SBY dan Zulhas Walk Out, Begini Kata KPU

JawaPos.com – Ketua Umum Partai Demokrat Susilo Bambang Yudhoyono (SBY) dan Ketua Umum PAN Zulkifli Hasan walk ouf dalam acara karnaval kampanye damai yang diselenggarakan di Monumen Nasional (Monas), Jakarta, Minggu (23/9). Mereka mengaku kecewa dengan capres cawapres Joko Widodo-Ma’ruf Amin yang diduga melanggar aturan dengan membawa atribut kampanye.

Menanggapi hal tersebut, Ketua Komisi Pemilihan Umum (KPU) Arief Budiman mengatakan, lembaga yang diketuainya itu telah mengatur semua delegasi yang berada di dalam jalur karnaval. Namun pihaknya mengaku tak bisa mengatur seluruh simpatisan peserta pemilu yang hadir.

“Sebetulnya yang sudah kita atur itu semua delegasi yang ada di dalam jalur karnaval. Memang yg di luar itu kita nggak bisa atur misalnya tiba-tiba banyak orang berdiri di pinggir jalan. Lalu mereka mengibar-ibarkan sesuatu kan kita tidak bisa menata secepat itu,” kata Arief di Monas, Jakarta, Minggu (23/9).

Menurut Arief, panitia juga telah terjun berada di jalur karnaval untuk mengatur rombongan peserta karnaval. Sebaliknya, peraturan arak-arakan juga telah sesuai dengan regulasi yang disepakati kedua belah pihak.

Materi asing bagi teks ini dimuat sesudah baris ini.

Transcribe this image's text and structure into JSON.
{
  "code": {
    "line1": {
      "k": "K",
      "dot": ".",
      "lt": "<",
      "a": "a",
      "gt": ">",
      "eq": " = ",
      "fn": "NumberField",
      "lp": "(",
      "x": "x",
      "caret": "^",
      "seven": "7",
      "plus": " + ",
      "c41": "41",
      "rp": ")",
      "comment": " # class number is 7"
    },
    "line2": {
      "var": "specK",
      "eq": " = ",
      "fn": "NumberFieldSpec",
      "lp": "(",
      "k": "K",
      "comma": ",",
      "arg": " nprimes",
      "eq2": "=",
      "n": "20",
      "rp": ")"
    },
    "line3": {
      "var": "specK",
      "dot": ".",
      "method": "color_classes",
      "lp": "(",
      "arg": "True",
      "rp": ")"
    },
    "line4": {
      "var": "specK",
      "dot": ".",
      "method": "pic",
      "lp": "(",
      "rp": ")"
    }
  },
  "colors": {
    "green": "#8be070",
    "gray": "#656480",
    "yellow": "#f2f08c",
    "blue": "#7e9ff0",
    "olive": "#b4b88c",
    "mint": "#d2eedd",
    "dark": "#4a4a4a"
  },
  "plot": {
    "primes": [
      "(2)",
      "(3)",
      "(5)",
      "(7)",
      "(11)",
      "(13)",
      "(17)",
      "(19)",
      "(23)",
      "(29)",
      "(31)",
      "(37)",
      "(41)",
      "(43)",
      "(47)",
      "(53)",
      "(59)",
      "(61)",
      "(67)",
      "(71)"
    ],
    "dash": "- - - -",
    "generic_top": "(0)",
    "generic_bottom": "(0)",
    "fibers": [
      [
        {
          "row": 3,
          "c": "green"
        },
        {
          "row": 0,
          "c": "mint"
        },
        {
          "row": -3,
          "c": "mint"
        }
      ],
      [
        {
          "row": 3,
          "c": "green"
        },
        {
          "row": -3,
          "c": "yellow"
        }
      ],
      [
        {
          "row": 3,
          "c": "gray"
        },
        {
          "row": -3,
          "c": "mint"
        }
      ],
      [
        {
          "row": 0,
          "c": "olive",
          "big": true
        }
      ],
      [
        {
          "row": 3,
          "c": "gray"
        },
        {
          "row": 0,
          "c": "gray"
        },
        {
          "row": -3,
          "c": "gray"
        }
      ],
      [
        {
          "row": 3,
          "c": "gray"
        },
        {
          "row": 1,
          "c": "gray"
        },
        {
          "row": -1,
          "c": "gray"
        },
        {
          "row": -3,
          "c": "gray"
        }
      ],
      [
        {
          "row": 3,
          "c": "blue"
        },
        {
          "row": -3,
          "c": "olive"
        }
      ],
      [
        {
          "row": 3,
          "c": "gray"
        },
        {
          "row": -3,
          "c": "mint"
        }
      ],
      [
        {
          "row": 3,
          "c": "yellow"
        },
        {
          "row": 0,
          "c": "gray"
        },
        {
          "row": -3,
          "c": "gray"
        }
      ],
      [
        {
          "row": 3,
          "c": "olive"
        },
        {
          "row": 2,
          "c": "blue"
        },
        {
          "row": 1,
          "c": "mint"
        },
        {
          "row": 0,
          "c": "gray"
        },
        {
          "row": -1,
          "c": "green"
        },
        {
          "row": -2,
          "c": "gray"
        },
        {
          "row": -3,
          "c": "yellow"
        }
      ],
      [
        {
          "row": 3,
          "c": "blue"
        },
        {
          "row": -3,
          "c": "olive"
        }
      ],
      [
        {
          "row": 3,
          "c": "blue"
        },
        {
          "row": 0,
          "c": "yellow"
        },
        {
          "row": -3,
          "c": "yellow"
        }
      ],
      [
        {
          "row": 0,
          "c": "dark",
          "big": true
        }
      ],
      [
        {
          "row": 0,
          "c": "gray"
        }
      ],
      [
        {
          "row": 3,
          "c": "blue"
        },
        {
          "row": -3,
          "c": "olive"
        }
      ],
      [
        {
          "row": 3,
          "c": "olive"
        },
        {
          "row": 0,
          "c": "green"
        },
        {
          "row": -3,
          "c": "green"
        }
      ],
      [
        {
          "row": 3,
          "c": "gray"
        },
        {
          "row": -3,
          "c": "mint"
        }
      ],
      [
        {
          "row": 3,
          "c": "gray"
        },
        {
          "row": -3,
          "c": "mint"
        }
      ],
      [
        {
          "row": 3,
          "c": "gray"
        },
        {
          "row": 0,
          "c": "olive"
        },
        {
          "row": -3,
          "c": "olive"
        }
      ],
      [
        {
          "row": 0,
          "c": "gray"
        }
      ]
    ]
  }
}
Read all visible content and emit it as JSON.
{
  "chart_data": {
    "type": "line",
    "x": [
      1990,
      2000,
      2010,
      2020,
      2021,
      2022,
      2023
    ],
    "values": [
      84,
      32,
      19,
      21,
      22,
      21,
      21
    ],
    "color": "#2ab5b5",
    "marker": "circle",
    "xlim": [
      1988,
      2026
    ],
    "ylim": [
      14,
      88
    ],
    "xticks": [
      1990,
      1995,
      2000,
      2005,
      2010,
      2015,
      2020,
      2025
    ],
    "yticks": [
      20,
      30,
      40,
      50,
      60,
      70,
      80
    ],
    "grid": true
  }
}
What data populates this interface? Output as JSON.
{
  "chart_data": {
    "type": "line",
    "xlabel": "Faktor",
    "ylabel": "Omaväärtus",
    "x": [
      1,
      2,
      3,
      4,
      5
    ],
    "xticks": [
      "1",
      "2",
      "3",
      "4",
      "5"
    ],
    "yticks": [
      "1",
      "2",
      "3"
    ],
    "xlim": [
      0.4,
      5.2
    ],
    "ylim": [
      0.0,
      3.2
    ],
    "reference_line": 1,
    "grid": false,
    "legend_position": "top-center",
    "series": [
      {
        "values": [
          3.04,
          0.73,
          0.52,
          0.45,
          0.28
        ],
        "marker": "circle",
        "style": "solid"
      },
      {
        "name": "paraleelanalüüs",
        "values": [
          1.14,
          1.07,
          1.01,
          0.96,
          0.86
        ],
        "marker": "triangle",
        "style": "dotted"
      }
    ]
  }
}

“Parpol sudah kita ajak rapat. Pasangan capres cawapres juga kita ajak rapat. Jadi semua dipatuhi yang di dalam kontrol kita,” ujarnya.

Lebih lanjut, dia menambahkan, pada hari ini, telah masuk masa kampanye, sehingga semua bentuk kampanye yang sesuai aturan diperbolehkan. Namun, KPU enggan tanggapi aksi protes secara langsung oleh Demokrat kepada lemaganya.

“Nanti kita liat dulu, jangan kamu (media) aja yang ngompori. Nanti kita liat,” ucapnya.

Sebelumnya SBY dan Zulkifli Hasan memang sebelumnya tampak berada dalam di dalam satu mobil golf mengikuti iring-iringan karnaval. Namun, pada saat ditengah jalanya karnaval, mereka disambut oleh rombongan massa membawa bendera bertuliskan Projo.

Dalam kesempatan itu, massa itu juga meneriaki rombongan SBY dan Zulhas dengan ‘Jokowi Satu Kali Lagi’. Tak ayal teriakan itu membuat mereka geram dan memutuskan turun dari kendaraanya. Bahkan SBY diketahui sempat mengajukan komplainnya.

“Demokrat tertib sesuai aturan, tapi yang lain sudah berkampanye,” ucap SBY.